Когда его шеллан издала самый потрясающий звук, и волны оргазма подхватили ее, Зейдист скользнул вверх, войдя в нее, желая почувствовать спазмы собственной плотью.
Прижавшись губами к ее уху, он кончил в нее.
– Ты для меня – все.
Позднее, когда они отдыхали рядом, он оглядел ее от груди до живота, думая о том, как удивительно подходили друг другу их тела. Ее пышные изгибы и женская сила создали живое существо, предоставив ему безопасное место, в котором, благодаря химическим превращениям, соединились два тела и создали жизнь.
Они оба.
– Налла… – прошептал он. – У Наллы…
Он почувствовал, как она напряглась.
– У Наллы – что?
– У Наллы мои глаза, так ведь?
Голос его шеллан стал мягким и осторожным, словно она боялась спугнуть его.
– Да, да у нее твои глаза.
Положив руку на живот Бэллы, Зед начал очерчивать круги на упругой коже – она часто делала это сама во время беременности. Теперь он стыдился себя… Стыдился, что ни разу не притронулся к ее животу. Рождение ребенка так беспокоило его, что видневшаяся окружность представлялась ему лишь угрозой их собственным жизням, но никак не тем, чему нужно было радоваться.

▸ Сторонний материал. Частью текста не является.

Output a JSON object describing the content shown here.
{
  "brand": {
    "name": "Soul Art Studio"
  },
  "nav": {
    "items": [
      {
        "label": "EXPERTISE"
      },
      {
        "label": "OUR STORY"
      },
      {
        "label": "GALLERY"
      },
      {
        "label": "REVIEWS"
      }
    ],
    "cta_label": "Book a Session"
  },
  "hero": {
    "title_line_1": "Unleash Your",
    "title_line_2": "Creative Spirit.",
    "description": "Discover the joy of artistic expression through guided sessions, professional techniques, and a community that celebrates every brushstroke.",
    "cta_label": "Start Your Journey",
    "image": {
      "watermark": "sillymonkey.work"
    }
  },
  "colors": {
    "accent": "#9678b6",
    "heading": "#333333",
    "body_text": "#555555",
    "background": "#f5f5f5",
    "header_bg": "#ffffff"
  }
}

– Прости меня, – неожиданно сказал он.
– За что?
– Тебе пришлось пройти через все это одной, ведь так? Не только эти последние три месяца, но и раньше. Еще когда ты была беременна.
– Ты всегда был рядом со мной…
– Но не с Наллой, а ведь она была частью тебя. И сейчас она часть тебя.
Бэлла вздернула голову.
– Она также и часть тебя.
Он вспомнил большие блестящие желтые глаза малышки.
– Иногда мне кажется, что она и на меня тоже немного похожа.
– Да она почти вылитый ты. У нее твой подбородок и твои брови. А ее волосы… – В голосе Бэллы проснулось радостное возбуждение, словно она уже давно хотела обсудить с ним все детали внешности их дочери. – Ее волосы будут точно такими же, как у тебя и Фьюри. А руки ее ты видел? Ее указательные пальчики длиннее, чем безымянные – как у тебя.
– Правда?
Боже, да какой из него отец, если он не знает таких вещей?
Ну, ответ был прост. Он не был никаким отцом.
Бэлла протянула руку.
– Давай примем душ, а потом пойдем со мной. Позволь мне представить тебя твоей дочери.
Зед глубоко вздохнул, а потом кивнул.
– Я был бы рад.
Глава 8
Загородив дверной проем детской, Зейдист удостоверился, что футболка была заправлена в кожаные штаны.
О, как он любил запах этой комнаты. Пахнущая лимоном невиновность, так он думал. Сладкий как цветок, но не приторный. Чистый.
Бэлла взяла его за руку и подвела к колыбельке. Окруженная складками атласа, превышающими ее собственный рост, Налла свернулась калачиком, ее руки и ноги были прикрыты одеялом, глаза зажмурены, словно во сне она упорно-упорно-очень-упорно работала.